Лола защищала научную работу по теме межкультурного коучинга, полиглот, переводчик, живет во Франции и отлично знает, с каким трудностями во время адаптации сталкиваются эмигранты. Лола удивительно умеет собирать эмигранток по всему миру – она создала группу "Лягушка в водке и медведь в шампанском", которая всего за год превратилась в масштабный проект.
– Давно ли вы живете во Франции? Как там оказались?
– 7 лет. Я поехала получать MBA в Высшей школе коммерции Франции по коучингу. Я работала в большой французской компании, и она отправила повышать квалификацию. Я ее так хорошо повысила, что вышла замуж. Но вначале я успела поступить в Сорбонну в докторантуру. Правда, потом я решила, что одной защищенной диссертации – по стилистике французской литературы XV века – которую я никогда не использовала, мне хватит. Когда я защитила кандидатскую диссертацию в 1991 году, я хотела заниматься наукой, но жить-то нужно было. Так что на этом французская литература в моей профессиональной жизни закончилась. Хотя я, конечно, по-прежнему люблю средневековую литературу, темную поэзию.
– Зная в совершенстве французский язык, вам, наверно, легко было адаптироваться?
– У меня не было ощущения, что переезжаю в незнакомый мир. Я 16 лет работала с французами, в Париж ездила до бесконечности, казалось, все тут знаю и ехала, как к себе домой, а жизнь оказалась богаче. Когда знаешь язык, когда акцента нет, от тебя ждут поведения полностью как от француженки. Одно дело приезжать в командировки, ездить на такси, есть в ресторане, за 16 лет я ни разу не зашла в продуктовый магазин во Франции, а другое дело эмиграция. Я считала, что уж кого-кого, а меня сложности адаптации коснуться не могут. Ведь я французскую культуру знаю лучше французов. Я сама вела коучинг межкультурный, а тут оказалась сапожником без сапог. Культурный шок был по полной программе.
– В чем он выражался? У меня вот после лета в Испании появилось ощущение, что у картинки выключили звук и я отдельно от всех. Это такое депрессивное ощущение.
– Культурный шок у меня выражался в депрессии. Такое состояние появляется после 6 месяцев непрерывного пребывания в стране. Не хочу вас пугать – это очень зависит от сопутствующих обстоятельств. У меня они были ничего, но не блестящие. С работой было сложно и о первых нескольких годах неохота даже вспоминать. При этом я открыла фирму, она работала.
– А какие этапы обычно проходят в эмиграции?

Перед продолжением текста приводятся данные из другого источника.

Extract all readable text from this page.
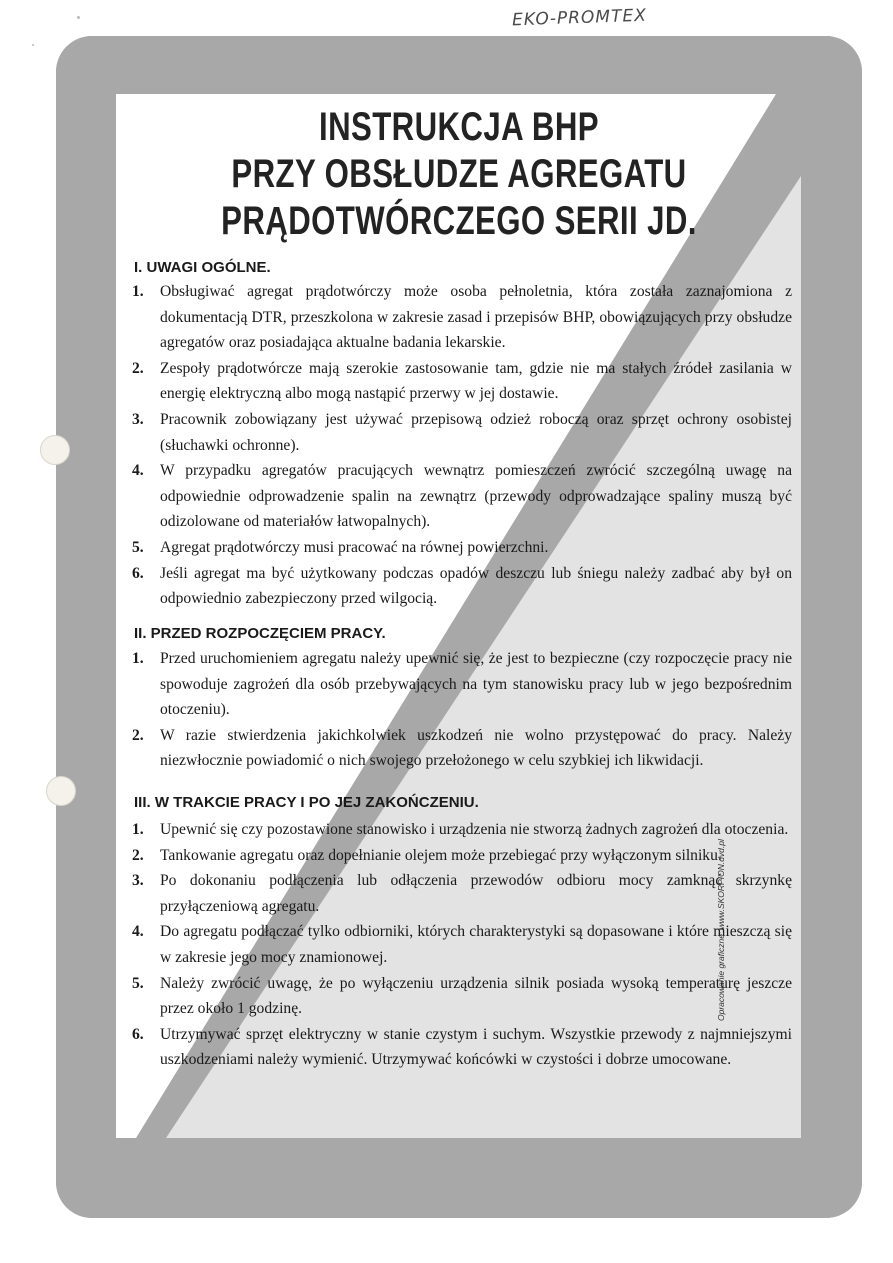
EKO-PROMTEX
INSTRUKCJA BHP
PRZY OBSŁUDZE AGREGATU
PRĄDOTWÓRCZEGO SERII JD.
I. UWAGI OGÓLNE.
1. Obsługiwać agregat prądotwórczy może osoba pełnoletnia, która została zaznajomiona z dokumentacją DTR, przeszkolona w zakresie zasad i przepisów BHP, obowiązujących przy obsłudze agregatów oraz posiadająca aktualne badania lekarskie.
2. Zespoły prądotwórcze mają szerokie zastosowanie tam, gdzie nie ma stałych źródeł zasilania w energię elektryczną albo mogą nastąpić przerwy w jej dostawie.
3. Pracownik zobowiązany jest używać przepisową odzież roboczą oraz sprzęt ochrony osobistej (słuchawki ochronne).
4. W przypadku agregatów pracujących wewnątrz pomieszczeń zwrócić szczególną uwagę na odpowiednie odprowadzenie spalin na zewnątrz (przewody odprowadzające spaliny muszą być odizolowane od materiałów łatwopalnych).
5. Agregat prądotwórczy musi pracować na równej powierzchni.
6. Jeśli agregat ma być użytkowany podczas opadów deszczu lub śniegu należy zadbać aby był on odpowiednio zabezpieczony przed wilgocią.
II. PRZED ROZPOCZĘCIEM PRACY.
1. Przed uruchomieniem agregatu należy upewnić się, że jest to bezpieczne (czy rozpoczęcie pracy nie spowoduje zagrożeń dla osób przebywających na tym stanowisku pracy lub w jego bezpośrednim otoczeniu).
2. W razie stwierdzenia jakichkolwiek uszkodzeń nie wolno przystępować do pracy. Należy niezwłocznie powiadomić o nich swojego przełożonego w celu szybkiej ich likwidacji.
III. W TRAKCIE PRACY I PO JEJ ZAKOŃCZENIU.
1. Upewnić się czy pozostawione stanowisko i urządzenia nie stworzą żadnych zagrożeń dla otoczenia.
2. Tankowanie agregatu oraz dopełnianie olejem może przebiegać przy wyłączonym silniku.
3. Po dokonaniu podłączenia lub odłączenia przewodów odbioru mocy zamknąć skrzynkę przyłączeniową agregatu.
4. Do agregatu podłączać tylko odbiorniki, których charakterystyki są dopasowane i które mieszczą się w zakresie jego mocy znamionowej.
5. Należy zwrócić uwagę, że po wyłączeniu urządzenia silnik posiada wysoką temperaturę jeszcze przez około 1 godzinę.
6. Utrzymywać sprzęt elektryczny w stanie czystym i suchym. Wszystkie przewody z najmniejszymi uszkodzeniami należy wymienić. Utrzymywać końcówki w czystości i dobrze umocowane.
Opracowanie graficzne: www.SKORPION.dvd.pl
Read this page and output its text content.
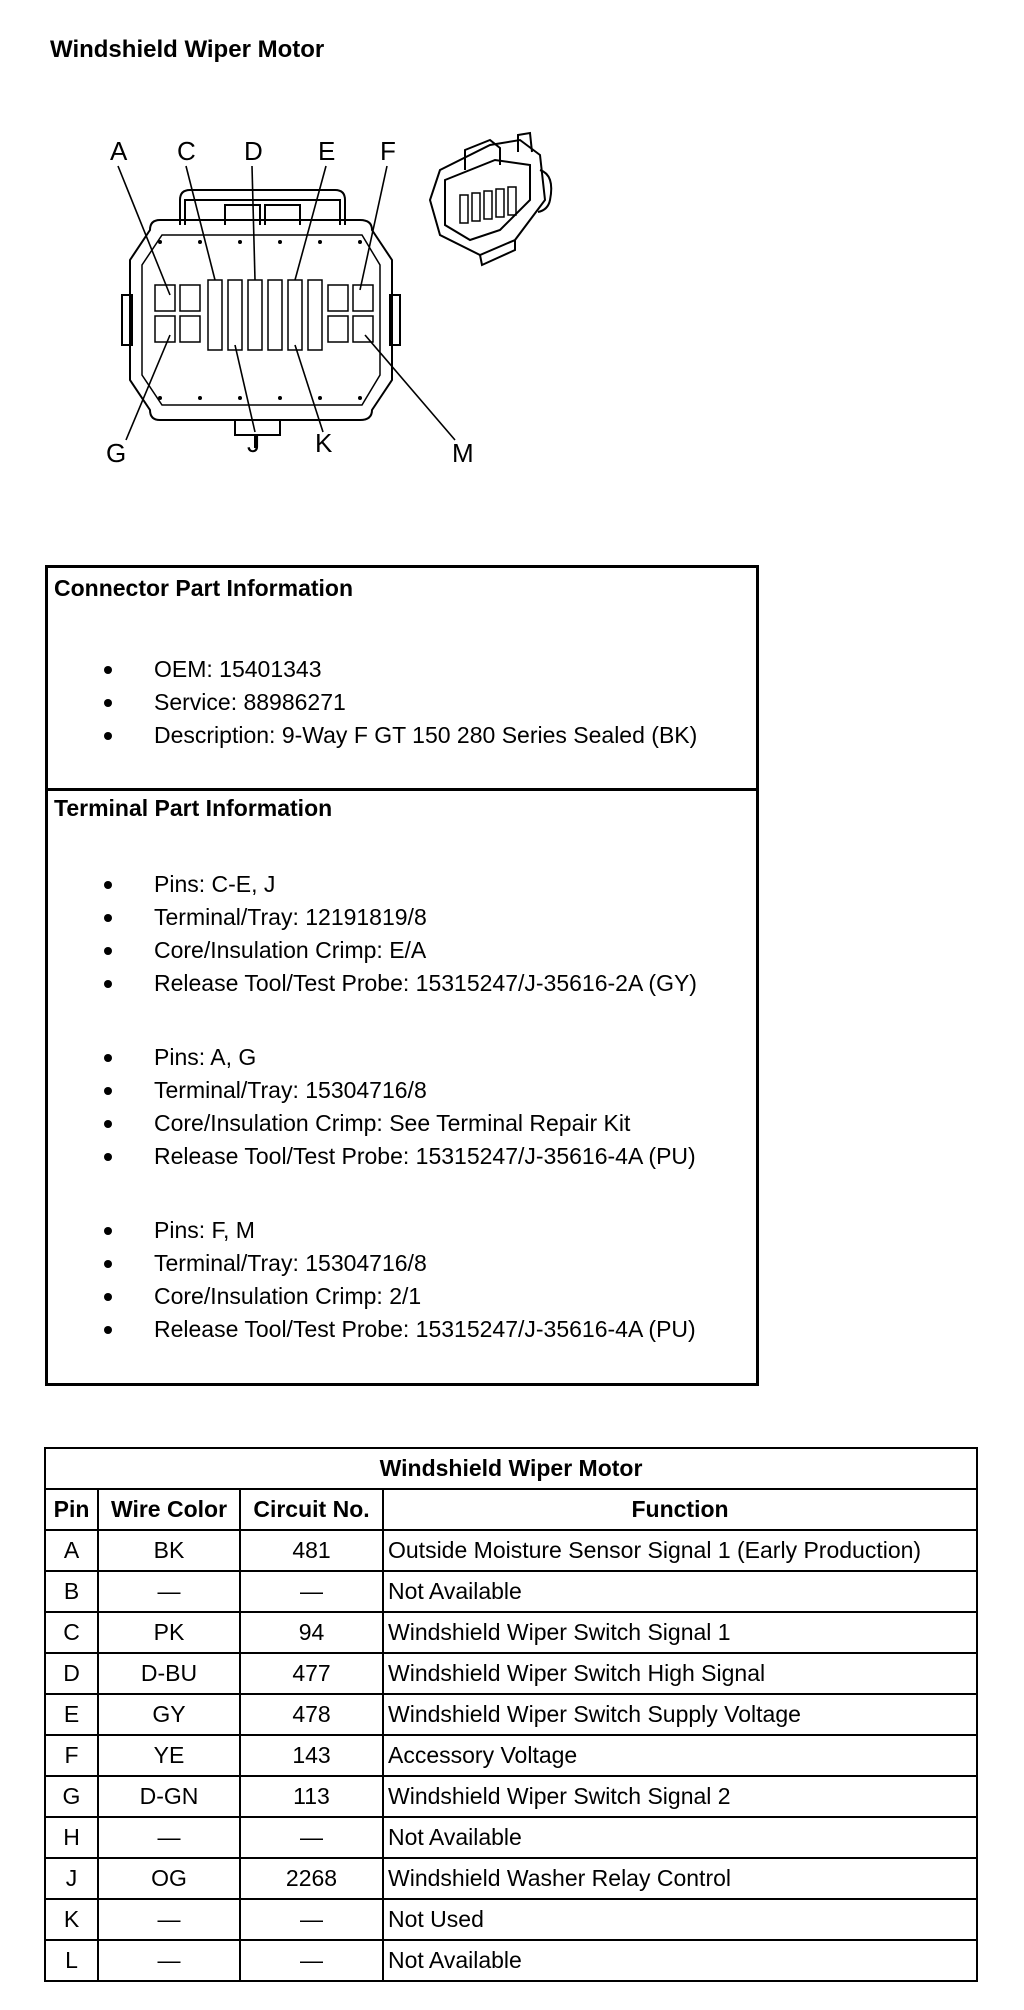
Windshield Wiper Motor
A C D E F
G	J K	M
Connector Part Information
OEM: 15401343
Service: 88986271
Description: 9-Way F GT 150 280 Series Sealed (BK)
Terminal Part Information
Pins: C-E, J
Terminal/Tray: 12191819/8
Core/Insulation Crimp: E/A
Release Tool/Test Probe: 15315247/J-35616-2A (GY)
Pins: A, G
Terminal/Tray: 15304716/8
Core/Insulation Crimp: See Terminal Repair Kit
Release Tool/Test Probe: 15315247/J-35616-4A (PU)
Pins: F, M
Terminal/Tray: 15304716/8
Core/Insulation Crimp: 2/1
Release Tool/Test Probe: 15315247/J-35616-4A (PU)
Windshield Wiper Motor			
Pin	Wire Color	Circuit No.	Function
A	BK	481	Outside Moisture Sensor Signal 1 (Early Production)
B	—	—	Not Available
C	PK	94	Windshield Wiper Switch Signal 1
D	D-BU	477	Windshield Wiper Switch High Signal
E	GY	478	Windshield Wiper Switch Supply Voltage
F	YE	143	Accessory Voltage
G	D-GN	113	Windshield Wiper Switch Signal 2
H	—	—	Not Available
J	OG	2268	Windshield Washer Relay Control
K	—	—	Not Used
L	—	—	Not Available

– Вначале – от месяца до шести – наступает медовый месяц или период эйфории. Все новое, не обязательно красивое, но любопытное. Ходишь, головой крутишь, радуешься. Потом отторжение накапливается и воуу – вниз все ощущения. Это то, что называется, "культурный шок", и тут можно уйти совсем вниз. Бывают совсем плохие варианты.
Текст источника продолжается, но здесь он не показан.